Dismissing the Petition the Calcutta High Court held;
“We hold that the Courts cannot sit in judgment over the Koran or the contents thereof in any legal proceedings. Such adjudication of the religion itself is not permissible. Similarly the Courts cannot and will not adjudicate on theories of philosophy or of science or scientific principles”.
Any attempt to impugn Koran in the manner as has been sought to be done would infringe the right to freedom of religion including the right to profess, practise and propagate religion.

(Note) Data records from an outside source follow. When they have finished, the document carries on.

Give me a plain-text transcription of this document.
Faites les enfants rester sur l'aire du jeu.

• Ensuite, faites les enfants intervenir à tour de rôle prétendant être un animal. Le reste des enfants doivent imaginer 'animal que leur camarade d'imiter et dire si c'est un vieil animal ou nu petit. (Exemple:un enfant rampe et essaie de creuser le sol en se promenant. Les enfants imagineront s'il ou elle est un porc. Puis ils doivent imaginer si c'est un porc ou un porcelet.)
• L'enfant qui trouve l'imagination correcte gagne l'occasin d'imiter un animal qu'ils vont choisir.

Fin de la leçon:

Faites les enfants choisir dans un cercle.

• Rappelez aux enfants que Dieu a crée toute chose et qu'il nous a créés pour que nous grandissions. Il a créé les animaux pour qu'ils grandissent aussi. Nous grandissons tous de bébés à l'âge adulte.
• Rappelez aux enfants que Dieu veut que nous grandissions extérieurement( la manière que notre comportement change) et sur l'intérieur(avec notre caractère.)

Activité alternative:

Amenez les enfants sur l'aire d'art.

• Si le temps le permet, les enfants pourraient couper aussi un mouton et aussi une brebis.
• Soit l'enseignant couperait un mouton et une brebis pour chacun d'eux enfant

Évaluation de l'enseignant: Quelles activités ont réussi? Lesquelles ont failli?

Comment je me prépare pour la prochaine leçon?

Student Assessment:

We take note of the fact that the Koran has been accepted as a holy through the ages. It is read, followed, published and distributed in all civilised countries of the world. There has been no interference with Koran either in India or in any other country up till now. It is too late in the day for the writ petitioners to contend that publication and propagation of Koran would cause disharmony between communities and religions and the tenets of Koran constitute an insult to other religions or communities”.